Automakers

Porsche CEO downplays IPO, expects record sales

(Reuters)
ET
By:
Edward Taylor
October 19, 2018 05:00 AM

FRANKFURT -- Porsche does not need a stock market listing to fund growth, CEO Oliver Blume said, adding he is confident the maker of the iconic 911 sports car can repeat last year's record sales in 2018.

Earlier this week, Automotive News Europe reported comments from Porsche Chief Financial Officer Lutz Meschke where he said the automaker could be worth a fortune if listed with Volkswagen Group's ultraluxury brands.

“We would likely be viewed as a luxury goods manufacturer and the multiples are completely different compared with a normal premium brand,” Meschke told reporters at Porsche's development center last Friday. “A valuation of 60 billion to 70 billion euros certainly doesn't sound like a stretch.”

In a statement from Porsche on Monday, the company clarified that Meschke was explaining the positive effects that such a market float might have during the current transformation of the industry. The company said it was “not currently pursuing” any full or partial listing.

Record pace

Porsche sold 196,562 vehicles during the first nine months of the year, with Europe showing a 9 percent increase and China, the world's largest car market, growing by 4 percent.
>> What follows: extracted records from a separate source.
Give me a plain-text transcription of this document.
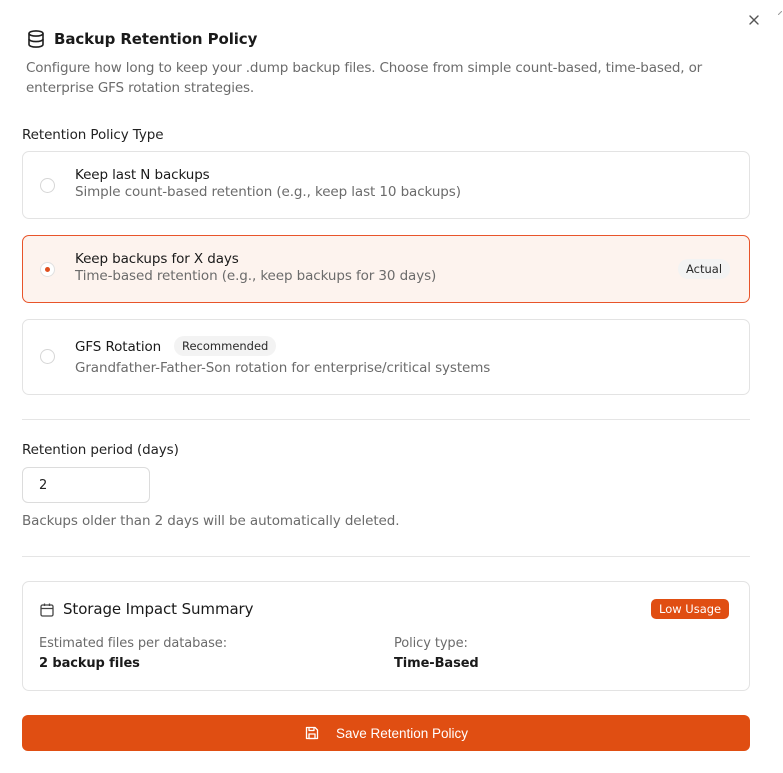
Backup Retention Policy

Configure how long to keep your .dump backup files. Choose from simple count-based, time-based, or enterprise GFS rotation strategies.

Retention Policy Type
Keep last N backups
Simple count-based retention (e.g., keep last 10 backups)
Keep backups for X days
Time-based retention (e.g., keep backups for 30 days)	Actual
GFS Rotation	Recommended
Grandfather-Father-Son rotation for enterprise/critical systems
Retention period (days)
2
Backups older than 2 days will be automatically deleted.
Storage Impact Summary	Low Usage
Estimated files per database:
2 backup files
Policy type:
Time-Based
Save Retention Policy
In the U.S., Porsche sales rose 3.4 percent to 42,626 deliveries. 

"In the light of these good numbers we expect that we can reach last year's record again," Blume said in e-mailed comments on Thursday.

The Volkswagen Group subsidiary delivered 246,375 vehicles in 2017.

Blume reiterated there are no plans to list Porsche on the stock market. To free up resources for new investments in electric cars for example, Porsche is opting for partnerships and leaner production and development processes.

"We develop many things digitally. The Panamera Sport Turismo was launched without building physical prototype vehicles," Blume said.

Porsche is also pooling resources with its sister brand Audi to develop a premium electric car platform. The cooperation is still going strong, despite the stepping down of Audi's technical development chief Peter Mertens for health reasons last month.

"We are working with Audi more intensively than ever, the resignation of Mr. Mertens has not changed this," Blume said.

Porsche can cut its development costs by 30 percent by pooling resources with Audi on vehicle architectures, modules and components, he said.

"A good example of such synergies is our cooperation in the area of battery cells for our electric cars. Both of us, Porsche and Audi, source them from LG Chem, which has built up a plant for this in Poland."